A number of anti-cutting groups in Sierra Leone have been trying to build support for an alternative process, what they call a “bloodless rite,” that preserves the instruction about the role and responsibility of women but does not include cutting. This approach also has the advantage of preserving an income stream, and social power, for soweis.
Kadiatu Bangura inherited the role of sowei and estimated that she cut more than 100 girls in the town of Port Loko before her daughter Zeinab, who is now 22, asked her to quit. Zeinab heard anti-cutting messages at church and confronted her mother, shocked that this was the core of the role her mother was esteemed for holding.
Kadiatu Bangura said she tried to help her daughter see the whole picture: “The bad side is the cutting — but the good side is there is dancing and celebrating and they drum for you and when you lead, they follow.” There was community and a sense of shared values in the society, and the rites without cutting did not have the same power, she said.
Nankali Maksud, who leads work on the subject for UNICEF globally, said that the public conversation about cutting in Sierra Leone, and in other countries where the practice has prominent proponents, had evolved. “As people get more educated they are challenging the blanket ‘F.GM. is bad’ messaging,” she said, using an acronym, often used by opponents of the procedure, for female genital mutilation. “UNICEF has had to regroup. We’re now having to be much more clear: We mean in children. We don’t mean in women. Women should have a right to be able to do what they want to do with their bodies.”
In other countries where cutting is practiced in some communities but not in others, girls can find it easier to leave home, she said. In Kenya, for example, there are shelters and organizations that support girls who resist cutting.
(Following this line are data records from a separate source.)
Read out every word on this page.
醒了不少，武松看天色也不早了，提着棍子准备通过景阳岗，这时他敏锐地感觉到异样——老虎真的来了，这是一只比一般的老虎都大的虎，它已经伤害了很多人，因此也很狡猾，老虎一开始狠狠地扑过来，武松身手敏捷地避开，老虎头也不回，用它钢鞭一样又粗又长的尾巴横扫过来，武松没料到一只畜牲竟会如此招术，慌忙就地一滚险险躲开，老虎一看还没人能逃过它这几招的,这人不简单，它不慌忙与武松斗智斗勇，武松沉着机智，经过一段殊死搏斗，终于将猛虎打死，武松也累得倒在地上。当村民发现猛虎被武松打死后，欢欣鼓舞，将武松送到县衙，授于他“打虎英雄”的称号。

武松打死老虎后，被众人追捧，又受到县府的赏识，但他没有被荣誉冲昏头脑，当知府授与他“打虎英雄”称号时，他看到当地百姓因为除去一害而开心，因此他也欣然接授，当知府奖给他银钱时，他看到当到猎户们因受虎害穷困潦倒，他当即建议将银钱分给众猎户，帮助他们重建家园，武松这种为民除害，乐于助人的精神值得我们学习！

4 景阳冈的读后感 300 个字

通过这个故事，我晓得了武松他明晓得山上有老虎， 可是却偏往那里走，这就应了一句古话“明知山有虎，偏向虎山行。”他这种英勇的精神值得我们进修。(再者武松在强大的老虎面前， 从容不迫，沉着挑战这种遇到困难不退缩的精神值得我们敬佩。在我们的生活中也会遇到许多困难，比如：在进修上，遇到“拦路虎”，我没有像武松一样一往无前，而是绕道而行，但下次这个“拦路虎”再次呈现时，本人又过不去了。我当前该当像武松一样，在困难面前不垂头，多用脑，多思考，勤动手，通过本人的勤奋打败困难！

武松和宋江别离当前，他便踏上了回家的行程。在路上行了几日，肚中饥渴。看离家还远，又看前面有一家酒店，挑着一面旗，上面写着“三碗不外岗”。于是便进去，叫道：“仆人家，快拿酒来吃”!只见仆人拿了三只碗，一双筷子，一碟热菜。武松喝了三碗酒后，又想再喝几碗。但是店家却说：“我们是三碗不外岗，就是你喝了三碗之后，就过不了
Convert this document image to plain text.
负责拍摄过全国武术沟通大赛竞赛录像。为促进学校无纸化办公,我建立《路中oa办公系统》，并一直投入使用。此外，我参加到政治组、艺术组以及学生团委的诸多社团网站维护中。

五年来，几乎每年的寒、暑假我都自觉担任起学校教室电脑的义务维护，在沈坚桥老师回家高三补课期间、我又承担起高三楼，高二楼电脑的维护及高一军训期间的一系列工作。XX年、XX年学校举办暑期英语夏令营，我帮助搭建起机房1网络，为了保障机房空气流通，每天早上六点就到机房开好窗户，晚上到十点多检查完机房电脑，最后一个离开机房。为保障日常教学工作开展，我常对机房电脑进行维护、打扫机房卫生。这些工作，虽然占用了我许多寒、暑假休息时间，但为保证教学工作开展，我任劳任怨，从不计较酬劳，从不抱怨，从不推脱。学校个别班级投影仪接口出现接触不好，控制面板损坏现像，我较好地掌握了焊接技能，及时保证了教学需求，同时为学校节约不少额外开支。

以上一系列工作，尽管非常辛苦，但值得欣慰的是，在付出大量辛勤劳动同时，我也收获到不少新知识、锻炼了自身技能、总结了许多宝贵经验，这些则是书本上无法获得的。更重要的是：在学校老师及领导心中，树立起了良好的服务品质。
Sierra Leone, where the hegemony of bondo is still entrenched, has nothing of the sort.
That leaves young women who resist the ritual, such as Seio Bangura, reliant on charity when they find it. Some turn to commercial sex work as one of the few ways a woman on her own can earn a living. Ms. Bangura sometimes sells nuts and cakes in the market, trying to save enough from the dollar or two she earns every week to pay for college. She goes to church. Mostly, she sits, waiting for Sierra Leone to catch up to her.